Check for changes using pg_logical_slot_peek_binary_changes:

SELECT *
FROM pg_logical_slot_peek_binary_changes(
'olake_slot', NULL, NULL,
'proto_version','1',
'publication_names','olake_publication'
);

Expected Results:

βœ… Success: Returns binary change records from pgoutput
❌ Permission denied: Check user has REPLICATION role
❌ Publication not found: Verify publication exists and contains tables
❌ Slot not found: Check replication slot was created with pgoutput plugin
❌ No changes returned: Verify table has replica identity configured and is in the publication

Now that you have configured the Google Cloud database and created the CDC user, you can add the PostgreSQL source in OLake to build an ELT pipeline to Iceberg or Parquet. See the PostgreSQL connector overview for a high-level walkthrough.

Troubleshooting​

  • Flag Not Applied: If cloudsql.logical_decoding shows as off after restart, verify that:

    • You're connected to the correct database instance
    • The flag was saved before restarting
    • The instance has fully restarted (check Cloud SQL logs)
  • Permission Errors: If you see ERROR: permission denied to create replication slot:

    • Use the postgres user (which has cloudsqlsuperuser role)
    • Ensure the user has REPLICATION privileges: ALTER ROLE user WITH REPLICATION;
    • Verify the user can connect to the specific database
  • Network Connectivity: If OLake cannot connect:

    • Check that the instance has a public IP or proper private connectivity
    • Verify authorized networks include OLake's IP addresses
    • Ensure SSL/TLS is configured if required
    • Test connectivity: telnet your-instance-ip 5432
  • Replication Slot and Publication Issues:

    • Slot names cannot start with numbers
    • Each OLake connection needs a unique slot name
    • Ensure a publication exists and includes your tables (SELECT * FROM pg_publication;)
    • Monitor slot lag: SELECT * FROM pg_replication_slots;
  • Read Replica Limitations:

    Read Replica Requirements

    Logical replication on read replicas requires PostgreSQL 16+. For earlier versions, connect OLake to the primary instance only.

  • WAL Retention: Monitor storage usage as inactive replication slots retain WAL files:

    • Set up Cloud Monitoring alerts for disk usage
    • Drop unused slots: SELECT pg_drop_replication_slot('slot_name');
    • Consider setting max_slot_wal_keep_size to prevent runaway storage growth
  • Statement Timeout: Ensure statement_timeout is 0 or greater than 5 minutes to avoid interrupting long-running snapshot queries.

  • SSL Configuration: Cloud SQL enforces SSL by default.

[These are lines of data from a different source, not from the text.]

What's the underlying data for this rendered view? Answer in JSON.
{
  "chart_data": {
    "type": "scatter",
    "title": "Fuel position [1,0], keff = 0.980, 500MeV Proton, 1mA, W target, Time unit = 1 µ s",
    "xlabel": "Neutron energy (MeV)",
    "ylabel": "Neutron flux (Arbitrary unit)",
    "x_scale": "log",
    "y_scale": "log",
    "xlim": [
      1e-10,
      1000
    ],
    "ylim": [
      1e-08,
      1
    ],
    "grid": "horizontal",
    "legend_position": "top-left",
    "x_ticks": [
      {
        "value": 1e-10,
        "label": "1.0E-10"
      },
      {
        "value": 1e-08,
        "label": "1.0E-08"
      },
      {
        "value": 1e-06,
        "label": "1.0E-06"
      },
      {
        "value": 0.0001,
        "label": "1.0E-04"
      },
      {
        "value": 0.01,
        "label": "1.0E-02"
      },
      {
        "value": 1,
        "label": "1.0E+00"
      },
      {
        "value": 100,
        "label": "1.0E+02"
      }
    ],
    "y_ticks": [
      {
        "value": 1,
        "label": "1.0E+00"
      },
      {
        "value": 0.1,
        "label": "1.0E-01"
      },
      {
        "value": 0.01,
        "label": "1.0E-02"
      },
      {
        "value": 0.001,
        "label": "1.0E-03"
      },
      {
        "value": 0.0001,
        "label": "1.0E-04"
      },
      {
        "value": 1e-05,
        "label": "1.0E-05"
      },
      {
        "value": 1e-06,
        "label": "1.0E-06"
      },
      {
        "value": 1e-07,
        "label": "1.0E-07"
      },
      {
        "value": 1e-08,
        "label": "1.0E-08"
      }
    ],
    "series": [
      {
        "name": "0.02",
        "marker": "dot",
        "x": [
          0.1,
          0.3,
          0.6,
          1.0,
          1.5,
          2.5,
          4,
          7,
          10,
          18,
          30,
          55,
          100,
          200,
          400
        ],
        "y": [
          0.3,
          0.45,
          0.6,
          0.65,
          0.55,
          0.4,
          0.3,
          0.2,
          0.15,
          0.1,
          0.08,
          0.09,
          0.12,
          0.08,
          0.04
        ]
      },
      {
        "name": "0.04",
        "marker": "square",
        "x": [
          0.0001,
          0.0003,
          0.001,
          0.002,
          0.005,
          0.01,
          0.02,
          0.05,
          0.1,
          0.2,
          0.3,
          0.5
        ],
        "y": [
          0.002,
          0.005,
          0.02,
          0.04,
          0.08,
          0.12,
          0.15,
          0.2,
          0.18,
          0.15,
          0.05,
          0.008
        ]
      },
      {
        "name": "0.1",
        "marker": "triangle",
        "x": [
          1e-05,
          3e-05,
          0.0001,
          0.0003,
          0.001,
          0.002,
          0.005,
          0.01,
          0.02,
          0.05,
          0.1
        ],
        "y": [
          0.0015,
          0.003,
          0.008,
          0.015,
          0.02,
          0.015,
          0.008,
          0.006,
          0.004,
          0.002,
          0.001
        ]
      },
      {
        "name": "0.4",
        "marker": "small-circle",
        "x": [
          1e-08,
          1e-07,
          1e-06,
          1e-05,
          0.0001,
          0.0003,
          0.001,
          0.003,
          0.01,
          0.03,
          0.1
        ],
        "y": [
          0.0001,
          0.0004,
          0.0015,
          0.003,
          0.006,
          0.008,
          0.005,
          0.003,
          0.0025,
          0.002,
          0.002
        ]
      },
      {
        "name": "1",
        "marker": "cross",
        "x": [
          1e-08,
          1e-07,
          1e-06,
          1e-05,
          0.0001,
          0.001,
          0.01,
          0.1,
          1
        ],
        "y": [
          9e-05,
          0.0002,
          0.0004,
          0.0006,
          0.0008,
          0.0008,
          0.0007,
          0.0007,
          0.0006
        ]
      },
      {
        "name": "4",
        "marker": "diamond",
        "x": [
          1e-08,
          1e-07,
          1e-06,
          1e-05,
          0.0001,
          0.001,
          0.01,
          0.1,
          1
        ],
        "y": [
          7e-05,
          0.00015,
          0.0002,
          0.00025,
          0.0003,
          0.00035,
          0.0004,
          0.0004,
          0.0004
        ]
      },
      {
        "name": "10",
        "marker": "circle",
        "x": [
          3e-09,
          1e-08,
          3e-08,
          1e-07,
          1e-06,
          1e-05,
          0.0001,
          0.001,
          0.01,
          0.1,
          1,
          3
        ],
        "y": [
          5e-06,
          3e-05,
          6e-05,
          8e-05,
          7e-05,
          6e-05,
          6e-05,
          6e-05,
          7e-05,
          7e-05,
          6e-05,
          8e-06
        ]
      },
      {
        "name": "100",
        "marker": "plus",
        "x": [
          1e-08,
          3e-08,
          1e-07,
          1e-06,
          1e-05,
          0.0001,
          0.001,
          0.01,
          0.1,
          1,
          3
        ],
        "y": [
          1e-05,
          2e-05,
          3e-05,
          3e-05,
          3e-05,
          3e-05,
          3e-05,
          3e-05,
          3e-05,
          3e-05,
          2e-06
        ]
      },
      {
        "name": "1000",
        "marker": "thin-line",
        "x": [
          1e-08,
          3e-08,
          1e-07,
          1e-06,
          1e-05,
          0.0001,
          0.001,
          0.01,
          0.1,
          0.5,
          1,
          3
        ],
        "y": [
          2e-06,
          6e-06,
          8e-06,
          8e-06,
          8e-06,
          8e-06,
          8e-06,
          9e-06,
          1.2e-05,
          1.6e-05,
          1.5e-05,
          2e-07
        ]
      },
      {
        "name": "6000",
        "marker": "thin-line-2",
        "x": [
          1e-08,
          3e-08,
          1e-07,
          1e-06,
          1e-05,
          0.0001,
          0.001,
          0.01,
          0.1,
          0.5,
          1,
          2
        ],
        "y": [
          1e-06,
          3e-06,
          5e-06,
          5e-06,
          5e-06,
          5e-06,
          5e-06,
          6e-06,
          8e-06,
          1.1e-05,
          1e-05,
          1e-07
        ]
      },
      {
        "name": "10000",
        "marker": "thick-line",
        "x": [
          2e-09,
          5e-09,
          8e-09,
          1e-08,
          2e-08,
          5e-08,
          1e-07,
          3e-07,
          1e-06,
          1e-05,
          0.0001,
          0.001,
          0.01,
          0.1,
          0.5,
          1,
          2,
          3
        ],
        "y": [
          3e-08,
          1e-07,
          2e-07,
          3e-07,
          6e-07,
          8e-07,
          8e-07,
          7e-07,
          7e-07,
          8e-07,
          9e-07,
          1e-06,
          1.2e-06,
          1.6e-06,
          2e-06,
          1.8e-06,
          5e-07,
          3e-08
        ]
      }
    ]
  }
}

If connecting directly:

    • Use sslmode=require in connection strings
    • For client certificates, use sslmode=verify-full
    • Download the server CA certificate if needed

Google Cloud SQL provides a robust managed PostgreSQL service with comprehensive CDC capabilities. The platform handles most operational concerns while providing the flexibility needed for real-time data integration.